I started out with wet fabric, figuring it was going to be easier for the InkoDye to spread if it was poured over fabric that was not dry. Then I diluted the InkoDye. I didn’t want to make it too light so I didn’t add very much water. I put the plants on the fabric and then used a sponge brush to blot color onto the fabric. I think I did this in the wrong order.

This is so experimental. I had done this about 8 years ago, maybe 9 years, in California on a visit. My fabric was a lot more successful then!

On this try I used green, blue and black. I think I would have liked it better if I would have poured the dye on the wet fabric, then quickly put the leaves over it. And maybe used a brayer to flatten the plants. Or used wilted plants. These were ripped right out of the ground next to where I was “curing” the fabric. I realized I didn’t have enough green stuff to place on the fabric after I had the branch in place…I had to hurry because it was so hot out (about 100 degrees). It was curing REALLY, REALLY FAST.
Here is a picture of what it looked like as it was curing. The colors are already obvious. When I put them on they were NOT blue, green and black.

Then, as luck would have it, I got so nervous that I spilled my bottle of black InkoDye all over my curing area. I was so upset. I tried to sponge it up and get it back in the bottle and spilled the bottle again!! Then, I spilled it once more… I guess for good luck! Since three time’s the charm, right?

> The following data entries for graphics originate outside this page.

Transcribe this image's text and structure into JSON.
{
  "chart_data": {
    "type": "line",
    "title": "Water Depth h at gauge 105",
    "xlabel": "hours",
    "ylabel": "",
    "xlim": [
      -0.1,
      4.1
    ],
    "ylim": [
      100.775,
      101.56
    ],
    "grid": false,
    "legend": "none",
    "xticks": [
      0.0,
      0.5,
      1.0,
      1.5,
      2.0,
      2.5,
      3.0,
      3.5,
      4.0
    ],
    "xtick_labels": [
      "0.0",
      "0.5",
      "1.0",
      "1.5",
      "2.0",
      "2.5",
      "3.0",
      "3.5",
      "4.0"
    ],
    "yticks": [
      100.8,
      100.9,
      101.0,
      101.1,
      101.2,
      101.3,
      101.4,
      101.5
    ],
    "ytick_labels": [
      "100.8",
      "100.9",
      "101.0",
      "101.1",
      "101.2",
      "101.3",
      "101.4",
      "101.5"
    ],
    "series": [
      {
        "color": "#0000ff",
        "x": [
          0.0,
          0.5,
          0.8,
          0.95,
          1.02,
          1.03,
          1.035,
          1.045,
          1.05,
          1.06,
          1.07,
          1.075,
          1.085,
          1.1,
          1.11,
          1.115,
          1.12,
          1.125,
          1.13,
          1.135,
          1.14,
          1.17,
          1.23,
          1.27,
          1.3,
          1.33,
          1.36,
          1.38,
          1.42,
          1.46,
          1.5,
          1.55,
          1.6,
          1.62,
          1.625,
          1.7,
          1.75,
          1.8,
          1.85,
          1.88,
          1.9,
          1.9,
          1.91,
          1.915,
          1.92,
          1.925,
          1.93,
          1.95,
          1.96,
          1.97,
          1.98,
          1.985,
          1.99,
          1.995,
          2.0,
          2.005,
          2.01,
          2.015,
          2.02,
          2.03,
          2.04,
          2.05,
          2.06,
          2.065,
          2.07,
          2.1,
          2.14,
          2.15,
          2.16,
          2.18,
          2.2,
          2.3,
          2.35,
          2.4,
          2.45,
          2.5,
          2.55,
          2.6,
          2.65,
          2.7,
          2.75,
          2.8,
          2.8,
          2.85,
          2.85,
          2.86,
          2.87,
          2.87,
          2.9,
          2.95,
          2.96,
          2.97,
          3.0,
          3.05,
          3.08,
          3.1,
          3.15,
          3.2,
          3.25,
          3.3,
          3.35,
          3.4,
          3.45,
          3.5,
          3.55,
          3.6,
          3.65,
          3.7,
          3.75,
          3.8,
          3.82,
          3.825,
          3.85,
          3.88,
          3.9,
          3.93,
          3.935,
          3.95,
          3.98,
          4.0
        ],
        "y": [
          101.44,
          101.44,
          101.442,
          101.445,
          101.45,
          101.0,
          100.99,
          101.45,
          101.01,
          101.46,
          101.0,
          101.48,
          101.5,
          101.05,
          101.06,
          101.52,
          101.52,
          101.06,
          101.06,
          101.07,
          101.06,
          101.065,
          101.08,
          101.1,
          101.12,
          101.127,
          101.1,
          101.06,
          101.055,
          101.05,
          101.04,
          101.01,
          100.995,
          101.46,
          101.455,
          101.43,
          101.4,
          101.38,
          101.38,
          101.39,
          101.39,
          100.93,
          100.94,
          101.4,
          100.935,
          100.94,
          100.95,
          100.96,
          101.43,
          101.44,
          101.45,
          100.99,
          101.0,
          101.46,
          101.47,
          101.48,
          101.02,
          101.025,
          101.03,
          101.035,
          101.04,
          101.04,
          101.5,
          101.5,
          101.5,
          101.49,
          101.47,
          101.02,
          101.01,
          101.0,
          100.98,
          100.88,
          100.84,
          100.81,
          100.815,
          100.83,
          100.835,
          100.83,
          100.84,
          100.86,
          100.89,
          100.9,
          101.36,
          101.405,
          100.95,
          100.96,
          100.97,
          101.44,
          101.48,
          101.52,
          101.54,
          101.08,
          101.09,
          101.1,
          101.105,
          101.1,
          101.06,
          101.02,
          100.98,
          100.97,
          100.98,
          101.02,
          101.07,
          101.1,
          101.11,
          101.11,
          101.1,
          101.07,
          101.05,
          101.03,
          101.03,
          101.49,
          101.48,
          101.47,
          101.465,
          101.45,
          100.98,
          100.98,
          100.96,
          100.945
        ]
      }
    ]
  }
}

So I took a second piece of fabric (thank goodness I had wet two) and mopped up the black. Then I poured a bit of blue on the fabric and squished it around with my hands. Needless to say, my hands were also being dyed black and blue.

As fast as I could I spread the fabric and then tossed grass on it.
I am so glad I had some ReDuRan. I had purchased it when I bought some dyes for using on silk. It is a great product, it took almost all the dye off and, since I had splashed it all over my top and pants, I used it on them and it got it out!! I was so glad.

Okay, the learning curve is a little steep here… next time I am wearing rags to do this in. Not my favorite pants.

This is a really wonderful product. I like the way the fabric stays soft. With a little more experimenting I should come out with some pretty fabulous fabrics to use in my next project or two.